Get a simple model for classification. For example, I used PyTorch resnetx model.
Implement training and validation methods returning Results objects. As shown here:
def training_step(self, batch, batch_idx):
Lightning calls this inside the training loop
:param batch:
# forward pass
x, y = batch[‘x’], batch[‘y’]
y_pred = self.forward(x)
# calculate loss
loss = self.loss(y_pred, y)
result = ptl.TrainResult(loss)
result.log(‘train_loss’, loss, prog_bar=True)
return result

def validation_step(self, batch, batch_idx):
    Lightning calls this inside the validation loop
    :param batch:
    x, y = batch['x'], batch['y']
    y_pred = self.forward(x)
    # calculate loss
    loss = self.loss(y_pred, y)
    # calculate accurracy
    labels_hat = torch.argmax(y_pred, dim=1)
    accuracy = torch.sum(y == labels_hat).item() / (len(y) * 1.0)
    accuracy = torch.tensor(accuracy)
    if self.on_gpu:
        accuracy = accuracy.cuda(loss.device.index)
    # Checkpoint model based on validation loss
    result = ptl.EvalResult(early_stop_on=None, checkpoint_on=loss)
    result.log('val_loss', loss, prog_bar=True)
    result.log('val_acc', accuracy, prog_bar=True)
    return result

Train the Trainer to get training and evaluation steps working a few times. The error will pop up at some random epoch. For me it usually pops at the first 20 epochs. Also if I run Trainer.test() on a crashed epoch probably will fail with the same error.
Expected behavior
More detailed error. I think it has something to do with the Result objects but I cannot get more detail easily, as I’m running the models on a remote server.

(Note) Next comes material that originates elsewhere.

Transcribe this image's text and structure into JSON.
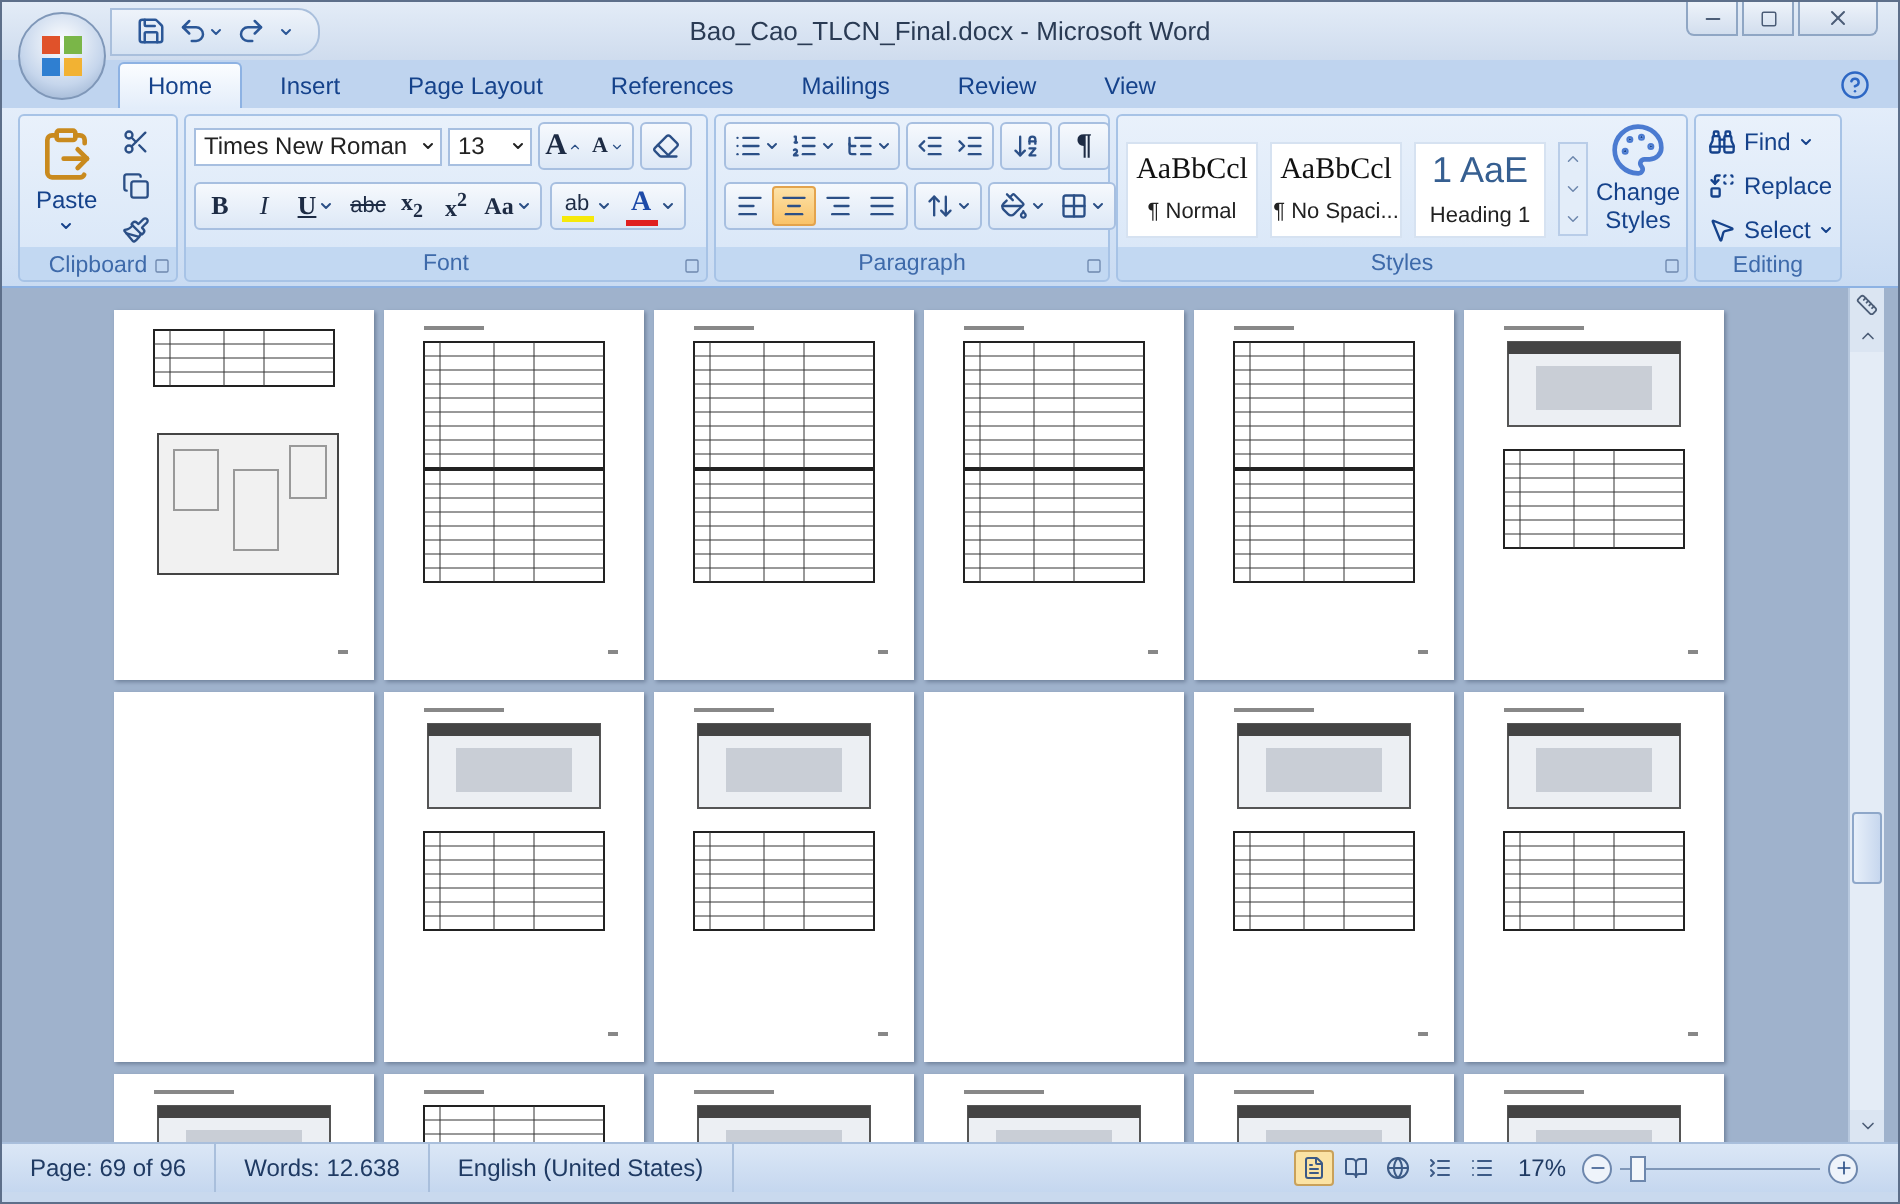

PyTorch Version (e.g., 1.0): 1.6.0
OS (e.g., Linux): Arch Linux
How you installed PyTorch (conda, pip, source): conda
Python version: 3.8.5
CUDA/cuDNN version: 11.0
GPU models and configuration: 2 x GeForce GTX 1080 12 GB
Any other relevant information: It worked on previous versions of pytorch-lightning. The error doesnt pop if i use ‘ddp’

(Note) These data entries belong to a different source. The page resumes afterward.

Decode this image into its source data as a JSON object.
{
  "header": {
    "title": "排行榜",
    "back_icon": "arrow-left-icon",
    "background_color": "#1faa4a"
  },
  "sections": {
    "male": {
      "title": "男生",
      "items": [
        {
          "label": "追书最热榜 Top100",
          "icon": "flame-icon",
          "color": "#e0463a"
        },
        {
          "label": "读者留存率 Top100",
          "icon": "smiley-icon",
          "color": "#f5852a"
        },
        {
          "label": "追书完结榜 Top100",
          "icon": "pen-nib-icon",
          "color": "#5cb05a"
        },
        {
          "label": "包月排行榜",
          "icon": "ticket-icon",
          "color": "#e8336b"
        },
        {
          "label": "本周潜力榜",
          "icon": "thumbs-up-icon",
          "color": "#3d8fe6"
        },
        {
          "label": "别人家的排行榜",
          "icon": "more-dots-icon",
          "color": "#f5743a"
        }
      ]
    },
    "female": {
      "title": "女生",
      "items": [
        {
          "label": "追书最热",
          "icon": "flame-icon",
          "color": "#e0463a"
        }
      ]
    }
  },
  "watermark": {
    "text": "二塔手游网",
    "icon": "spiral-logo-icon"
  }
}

This is likely because you are not dropping last of the dataset at some point?
Try adding drop_last to the dataloaders.

DataLoader(..., drop_last=True)

The reason is as follows:

  1. Use 2 GPUs.
  2. Set a batch size of 5
  3. Then gpu 0 processes 3 items and GPU 2 processes 2 items. Then there is a mismatch in the aggregation.

The second general solution is to make sure that your batches are a multiple of the number of GPUs you are using.